< Home of 0x7f.dev

Empty values and Ecto changesets

This week I got a very weird bug report - the API action was not saving an update to the record with a user with limited rights. For this example let's say that this role can only change the value of a record and not anything else. Frontend will always send all params of a record but only the value will change.

The problem

There are a lot of ways how you can write a helpful checking function, and we had this in our codebase:

def value_changed?(document, params) do
  changeset = cast(document, params, ~w(title value)a)
  changed_fields = Map.keys(changeset.changes)

  changed_fields == ~w(value)a or Enum.empty?(changed_fields)
end

I found this code to be reasonable and easy to understand, so I quickly wrote a test to prove it must work as I understand it:

test "returns true if only value changed" do
  document = %Document{
    title: "",
    value: "Old value"
  }

  params = %{
    "title" => "",
    "value" => "New value"
  }

  assert true == value_changed?(document, params)
end

and wouldn't you know it -- failing test! Let's look at the schema for a second, that's our first clue what went wrong!

defmodule Document do
  use Ecto.Schema

  schema "documents" do
    field :title, :string
    field :value, :string
  end
end

Everything looks good and all right! Let's just check the migration, just in case:

def change do
  create table(:documents) do
    add :title, :string
    add :value, :string
  end
end

So where is the problem?, I hear you ask. Things might look a bit clearer if we take a look at the changeset in our value_changed?/2:

#Ecto.Changeset<
  action: nil,
  changes: %{title: nil, value: "New value"},
  errors: [],
  data: #Document<>,
  valid?: true
>

Hmm that's weird, where is the title: nil coming from? That indeed is a change (title was saved as ""). In order to really understand why Ecto decided to cast our empty string as nil we need to understand the concept of empty_value. Here is what docs^1 say about this:

Many times, the data given on cast needs to be further pruned, specially regarding empty values. For example, if you are gathering data to be cast from the command line or through an HTML form or any other text-based format, it is likely those means cannot express nil values. For those reasons, changesets include the concept of empty values.

Ah ok so, in short Ecto considers a wide array of things as "empty". And this includes nil and "" for sure. And if we keep reading, it explains the behavior:

When applying changes using cast/4, an empty value will be automatically converted to the field's default value.

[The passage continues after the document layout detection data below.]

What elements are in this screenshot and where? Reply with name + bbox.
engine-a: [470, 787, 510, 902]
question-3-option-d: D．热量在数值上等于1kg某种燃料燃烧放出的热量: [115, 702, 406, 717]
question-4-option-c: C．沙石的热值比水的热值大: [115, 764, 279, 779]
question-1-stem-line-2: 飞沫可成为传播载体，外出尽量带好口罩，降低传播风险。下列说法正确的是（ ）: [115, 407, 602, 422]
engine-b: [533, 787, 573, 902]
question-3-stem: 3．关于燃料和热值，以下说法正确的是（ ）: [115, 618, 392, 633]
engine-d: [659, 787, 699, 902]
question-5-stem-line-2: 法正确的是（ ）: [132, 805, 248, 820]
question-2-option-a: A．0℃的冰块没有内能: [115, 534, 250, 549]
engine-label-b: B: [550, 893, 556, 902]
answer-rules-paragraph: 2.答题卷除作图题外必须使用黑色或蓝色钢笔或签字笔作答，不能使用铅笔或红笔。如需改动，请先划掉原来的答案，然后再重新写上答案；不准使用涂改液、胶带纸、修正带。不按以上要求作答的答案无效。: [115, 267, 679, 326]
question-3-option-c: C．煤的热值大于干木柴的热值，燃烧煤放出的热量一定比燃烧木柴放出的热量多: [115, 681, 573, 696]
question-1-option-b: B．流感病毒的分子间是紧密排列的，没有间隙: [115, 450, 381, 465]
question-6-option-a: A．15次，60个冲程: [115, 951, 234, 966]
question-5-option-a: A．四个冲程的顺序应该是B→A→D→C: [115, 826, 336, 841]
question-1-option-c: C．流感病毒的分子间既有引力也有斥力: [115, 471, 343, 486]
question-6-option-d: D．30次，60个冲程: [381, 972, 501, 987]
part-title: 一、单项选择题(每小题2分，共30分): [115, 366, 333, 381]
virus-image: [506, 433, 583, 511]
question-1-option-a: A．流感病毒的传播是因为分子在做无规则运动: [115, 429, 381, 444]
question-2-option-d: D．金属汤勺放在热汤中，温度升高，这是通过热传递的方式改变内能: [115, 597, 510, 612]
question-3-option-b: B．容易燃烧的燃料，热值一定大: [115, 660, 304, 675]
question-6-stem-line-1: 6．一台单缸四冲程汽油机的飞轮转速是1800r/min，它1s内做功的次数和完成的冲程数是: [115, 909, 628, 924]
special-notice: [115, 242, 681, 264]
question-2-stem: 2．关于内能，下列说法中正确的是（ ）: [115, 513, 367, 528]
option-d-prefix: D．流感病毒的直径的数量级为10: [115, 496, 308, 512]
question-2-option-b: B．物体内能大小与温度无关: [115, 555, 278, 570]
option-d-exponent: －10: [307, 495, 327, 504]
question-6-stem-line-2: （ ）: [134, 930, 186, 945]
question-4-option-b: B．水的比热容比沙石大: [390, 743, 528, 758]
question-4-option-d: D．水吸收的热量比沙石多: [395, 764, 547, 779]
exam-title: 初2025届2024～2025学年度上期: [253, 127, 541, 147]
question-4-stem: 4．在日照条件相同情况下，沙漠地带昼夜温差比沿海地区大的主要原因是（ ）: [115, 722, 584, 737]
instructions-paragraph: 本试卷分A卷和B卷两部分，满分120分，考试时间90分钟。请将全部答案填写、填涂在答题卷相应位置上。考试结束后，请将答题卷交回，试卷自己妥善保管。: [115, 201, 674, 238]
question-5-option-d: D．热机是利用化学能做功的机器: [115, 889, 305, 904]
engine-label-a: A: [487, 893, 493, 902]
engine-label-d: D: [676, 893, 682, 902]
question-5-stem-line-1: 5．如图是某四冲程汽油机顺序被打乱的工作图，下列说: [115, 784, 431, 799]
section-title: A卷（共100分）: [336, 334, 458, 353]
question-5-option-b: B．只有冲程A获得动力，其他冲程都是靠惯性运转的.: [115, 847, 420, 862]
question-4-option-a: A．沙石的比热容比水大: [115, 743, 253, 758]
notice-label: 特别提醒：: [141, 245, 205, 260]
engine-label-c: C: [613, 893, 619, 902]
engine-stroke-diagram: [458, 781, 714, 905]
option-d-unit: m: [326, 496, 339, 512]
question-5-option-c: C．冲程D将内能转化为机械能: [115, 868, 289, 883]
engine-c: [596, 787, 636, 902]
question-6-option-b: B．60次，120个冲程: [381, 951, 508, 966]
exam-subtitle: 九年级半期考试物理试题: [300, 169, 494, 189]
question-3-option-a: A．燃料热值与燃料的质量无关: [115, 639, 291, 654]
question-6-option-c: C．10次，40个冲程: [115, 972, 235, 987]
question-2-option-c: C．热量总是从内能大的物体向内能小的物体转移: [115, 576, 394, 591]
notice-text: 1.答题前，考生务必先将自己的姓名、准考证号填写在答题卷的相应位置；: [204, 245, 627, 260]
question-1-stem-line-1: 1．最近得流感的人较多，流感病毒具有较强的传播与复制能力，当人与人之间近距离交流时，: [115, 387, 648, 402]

If the field is an array type, any empty value inside the array will be removed.

And in our example above the default value is implicitly set to nil.

The fix

There is a couple of ways how we can fix this. The first one would be to just switch the default value of a field to an empty string. Re: this let's not even get how we ended up with an empty string, but suffice it to say it was my fault 🙈.

For sake of having all ways of fixing documented here are the changes we would need to do:

defmodule Document do
   use Ecto.Schema

   schema "documents" do
-    field :title, :string
+    field :title, :string, default: ""
     field :value, :string
   end
 end

Migrating would also be a good idea, but I will leave this with the reader.

BUT! there is a quicker way to fix this issue. Not the correct way, but quick for sure, and one I took.

If you keep reading the docs^2 for cast/4 you will find a very interesting option that we can use:

:empty_values - a list of values to be considered as empty when casting. Empty values are always replaced by the default value of the respective field. If the field is an array type, any empty value inside of the array will be removed. To set this option while keeping the current default, use empty_values/1 passing your additional empty values as list

So we can modify our function as following:

  def value_changed?(document, params) do
-   changeset = cast(document, params, ~w(title value)a)
+   changeset = cast(document, params, ~w(title value)a, empty_values: [nil])
    changed_fields = Map.keys(changeset.changes)

    changed_fields == ~(value)a or Enum.empty?(changed_fields)
  end

what this change does in the end is it will only consider nil as empty value here. It works in this specific use case (told you it's weird) since we really don't care about other changes than value. If this was our cast we used for actual mutations I would go ahead and migrate the data instead.

Why?

Now this is not easy to say. I've looked online and could not find a reason why this is done the way it is, and IMHO I would design the whole concept in a bit of a different approach.

How I would do it is when casting take a look at the default value of the field and only consider this as the empty value in casting. That way you can change the behavior if needed (empty string to nil) and still have the semantic value of nil and "" if you need it.

And as to why this is done this way, my educated guess is to limit the writes to the database. Since if you consider both nil and "" as not a change this will reduce writes to the database while still conveying the same message - the field is empty.

Can you think of a better reason, or a better way of fixing this? Do let me know and I'll write up a follow up.